Éducation : 85 lycéens formés sur les mathématiques

Le réseau des clubs scientifiques du Sénégal en partenariat avec animaths et Campus France viennent de clôturer, ce samedi au Centre Culturel Blaise Senghor, une session de formation de 35 heures sur les mathématiques.

Cette formation à l’intention de 85 lycéens issus de 8 établissements a pour objectif de contribuer au travail de recherche, l’esprit de groupe entre élèves et faciliter l’intégration des lycées.
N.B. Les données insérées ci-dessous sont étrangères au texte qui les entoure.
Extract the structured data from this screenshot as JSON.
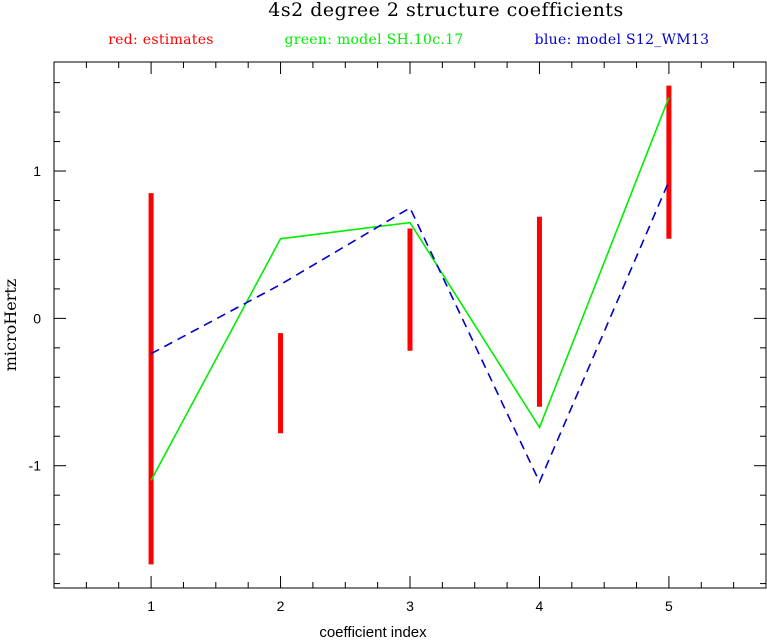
{
  "chart_data": {
    "type": "line",
    "title": "4s2 degree 2 structure coefficients",
    "legend": {
      "placement": "top",
      "entries": [
        {
          "text": "red: estimates",
          "color": "#ff0000"
        },
        {
          "text": "green: model SH.10c.17",
          "color": "#00ee00"
        },
        {
          "text": "blue: model S12_WM13",
          "color": "#0000cc"
        }
      ]
    },
    "xlabel": "coefficient index",
    "ylabel": "microHertz",
    "xlim": [
      0.25,
      5.75
    ],
    "ylim": [
      -1.83,
      1.74
    ],
    "x_ticks": [
      1,
      2,
      3,
      4,
      5
    ],
    "x_tick_labels": [
      "1",
      "2",
      "3",
      "4",
      "5"
    ],
    "y_ticks": [
      -1,
      0,
      1
    ],
    "y_tick_labels": [
      "-1",
      "0",
      "1"
    ],
    "grid": false,
    "estimates": {
      "name": "red: estimates",
      "color": "#ff0000",
      "x": [
        1,
        2,
        3,
        4,
        5
      ],
      "low": [
        -1.67,
        -0.78,
        -0.22,
        -0.6,
        0.54
      ],
      "high": [
        0.85,
        -0.1,
        0.61,
        0.69,
        1.58
      ]
    },
    "series": [
      {
        "name": "green: model SH.10c.17",
        "color": "#00ee00",
        "style": "solid",
        "x": [
          1,
          2,
          3,
          4,
          5
        ],
        "values": [
          -1.1,
          0.54,
          0.65,
          -0.74,
          1.5
        ]
      },
      {
        "name": "blue: model S12_WM13",
        "color": "#0000cc",
        "style": "dashed",
        "x": [
          1,
          2,
          3,
          4,
          5
        ],
        "values": [
          -0.24,
          0.23,
          0.75,
          -1.11,
          0.93
        ]
      }
    ]
  }
}
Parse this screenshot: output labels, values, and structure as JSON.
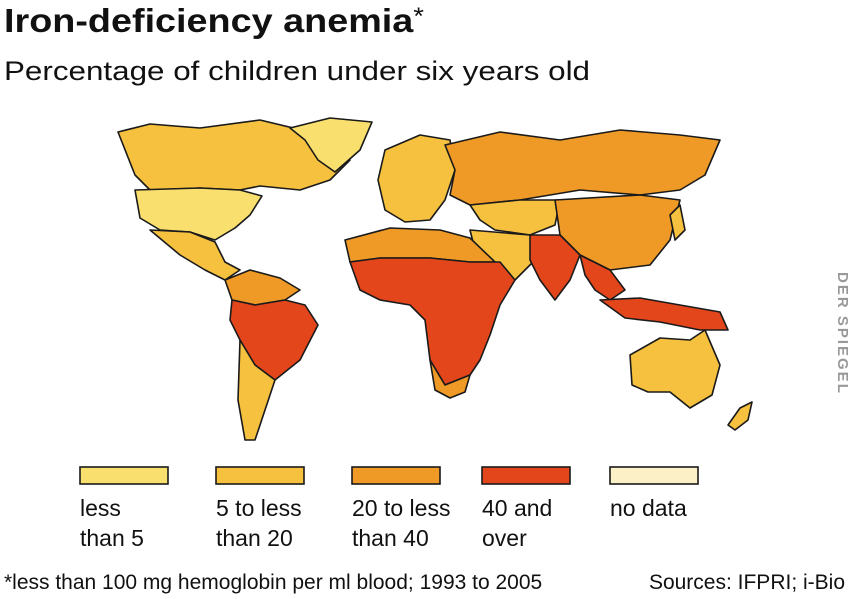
{
  "header": {
    "title": "Iron-deficiency anemia",
    "title_mark": "*",
    "subtitle": "Percentage of children under six years old"
  },
  "legend": {
    "items": [
      {
        "lines": [
          "less",
          "than 5"
        ],
        "color": "#f9df6e"
      },
      {
        "lines": [
          "5 to less",
          "than 20"
        ],
        "color": "#f5c13f"
      },
      {
        "lines": [
          "20 to less",
          "than 40"
        ],
        "color": "#ef9a26"
      },
      {
        "lines": [
          "40 and",
          "over"
        ],
        "color": "#e4461c"
      },
      {
        "lines": [
          "no data"
        ],
        "color": "#fbf0c6"
      }
    ]
  },
  "footnote": "*less than 100 mg hemoglobin per ml blood; 1993 to 2005",
  "sources": "Sources: IFPRI; i-Bio",
  "watermark": "DER SPIEGEL"
}
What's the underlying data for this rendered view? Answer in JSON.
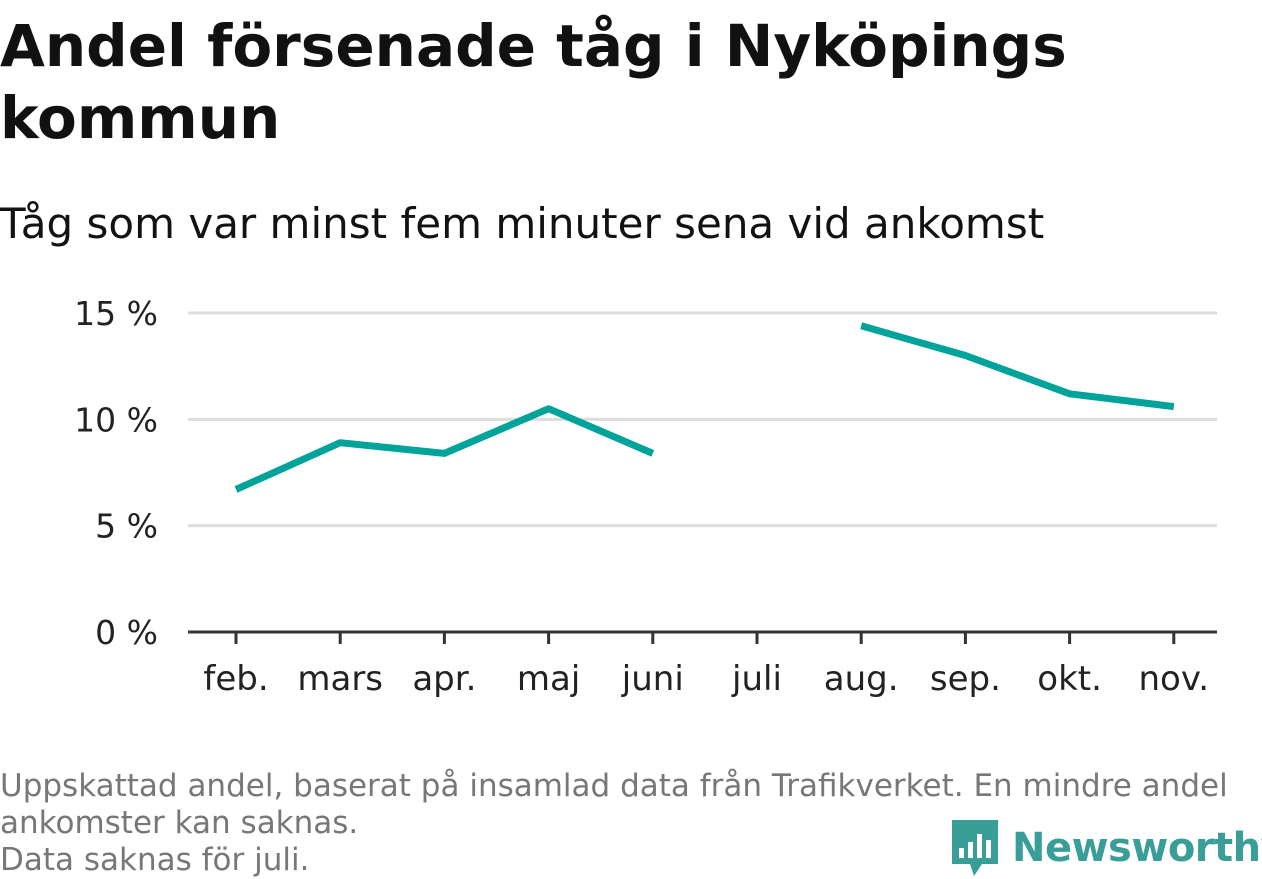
{
  "chart_data": {
    "type": "line",
    "title": "Andel försenade tåg i Nyköpings kommun",
    "subtitle": "Tåg som var minst fem minuter sena vid ankomst",
    "categories": [
      "feb.",
      "mars",
      "apr.",
      "maj",
      "juni",
      "juli",
      "aug.",
      "sep.",
      "okt.",
      "nov."
    ],
    "series": [
      {
        "values": [
          6.7,
          8.9,
          8.4,
          10.5,
          8.4,
          null,
          14.4,
          13.0,
          11.2,
          10.6
        ],
        "color": "#00a39a"
      }
    ],
    "yticks": [
      0,
      5,
      10,
      15
    ],
    "ytick_labels": [
      "0 %",
      "5 %",
      "10 %",
      "15 %"
    ],
    "ylim": [
      0,
      15
    ],
    "grid": true,
    "legend": "none"
  },
  "footer": {
    "note_line1": "Uppskattad andel, baserat på insamlad data från Trafikverket. En mindre andel",
    "note_line2": "ankomster kan saknas.",
    "note_line3": "Data saknas för juli."
  },
  "logo": {
    "text": "Newsworthy",
    "icon": "bar-chart-speech-bubble-icon",
    "color": "#3a9e98"
  }
}
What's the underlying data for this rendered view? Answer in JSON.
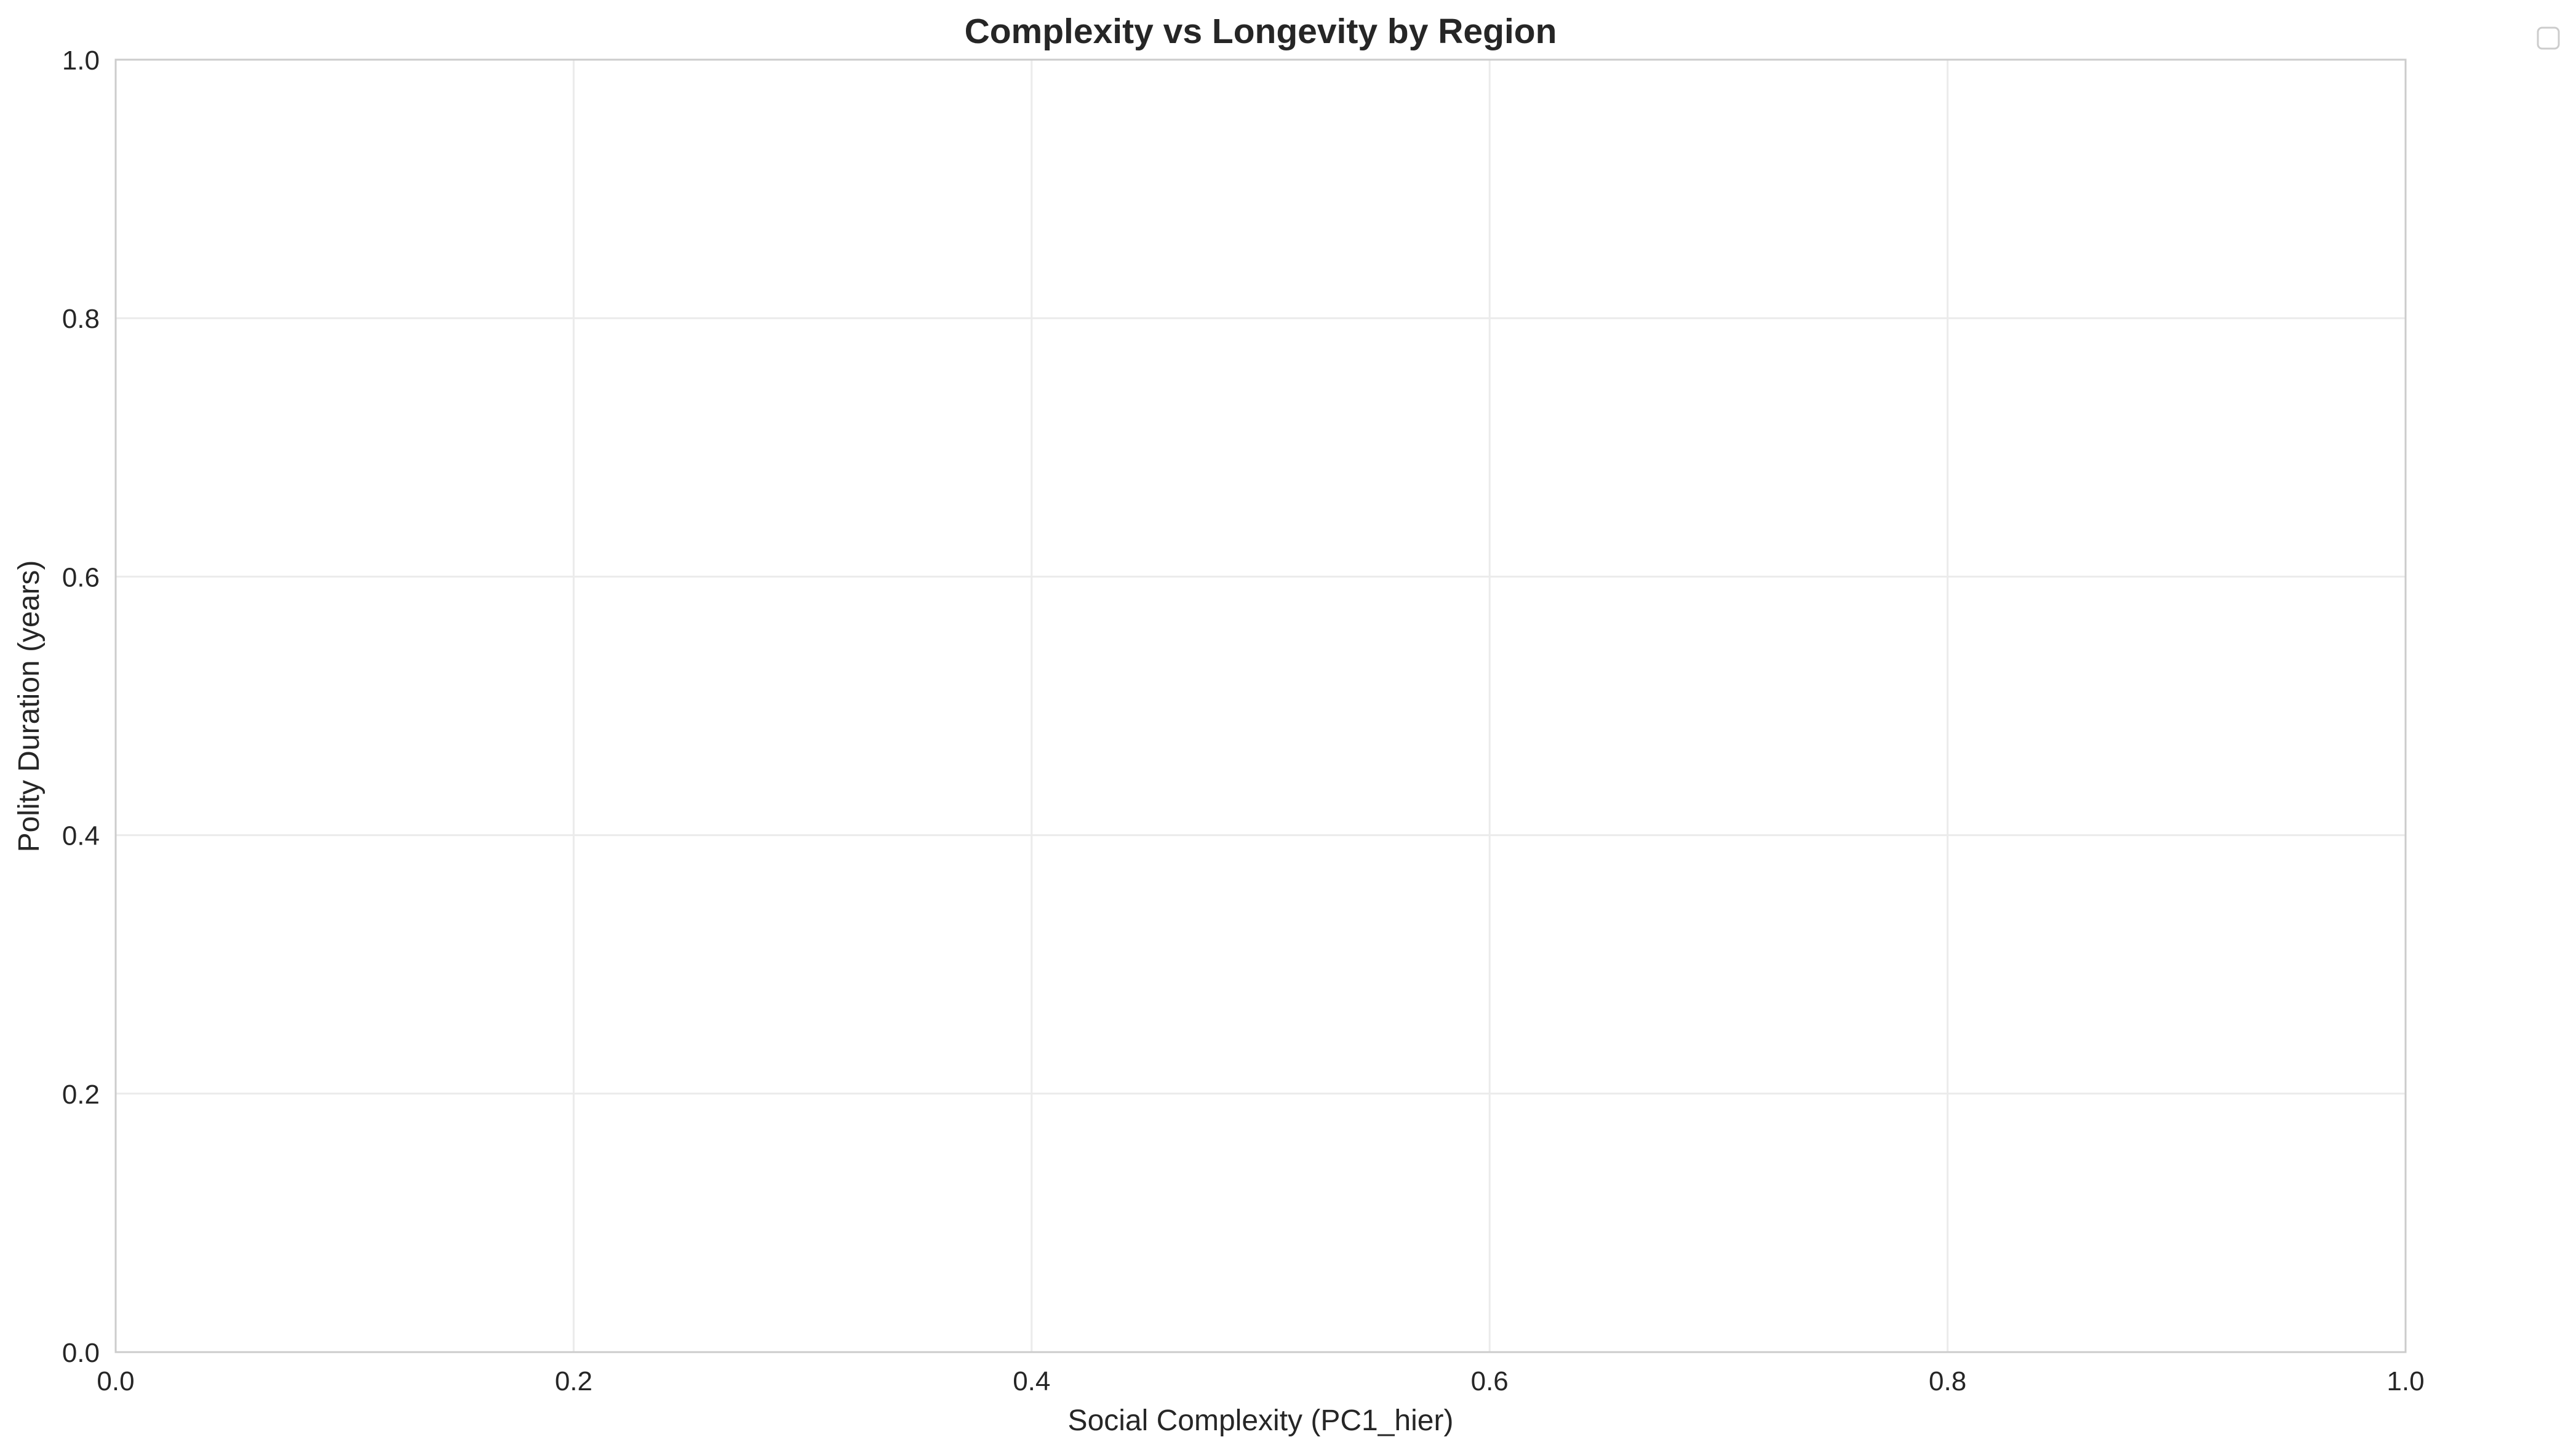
{
  "chart_data": {
    "type": "scatter",
    "title": "Complexity vs Longevity by Region",
    "xlabel": "Social Complexity (PC1_hier)",
    "ylabel": "Polity Duration (years)",
    "xlim": [
      0.0,
      1.0
    ],
    "ylim": [
      0.0,
      1.0
    ],
    "x_ticks": [
      "0.0",
      "0.2",
      "0.4",
      "0.6",
      "0.8",
      "1.0"
    ],
    "y_ticks": [
      "0.0",
      "0.2",
      "0.4",
      "0.6",
      "0.8",
      "1.0"
    ],
    "grid": true,
    "legend": {
      "placement": "outside-top-right",
      "entries": []
    },
    "series": [],
    "colors": {
      "background": "#ffffff",
      "grid": "#ebebeb",
      "spine": "#cccccc",
      "text": "#262626",
      "legend_border": "#cccccc"
    }
  }
}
Selon le coordonnateur du réseau des clubs scientifiques du Sénégal, Alioune Badara Goré Sow, cet atelier scientifique entamé le 25 mars dernier pour une durée de 35 heures en faveur des lycéens est une première au Sénégal. Généralement, ces genres de rencontres étaient destinées aux étudiants qui préparaient leurs thèses ou doctorats.

Pour le coordonnateur, les mathématiques sont à la base des sciences et il faut bien les maîtrisées pour faire la science. C’est tout le sens de l’organisation de cet atelier.

Le Sénégal ne regorge pas assez de scientifiques, le taux est très faible, 30% contre 70 % de littéraires. Ainsi, l’objectif est de renverser la tendance pour avoir plus de scientifiques. “Après cet atelier trois clubs Sénémaths (Sénégal mathématique) ont été mis en place. Il s’agit celui de Hanne Marie Javouhey, le Lycée Seydou Nourou Tall et le club du lycée Seydina Limamou Laye qui vont mener différentes activités dans leurs établissements pour booster les sciences.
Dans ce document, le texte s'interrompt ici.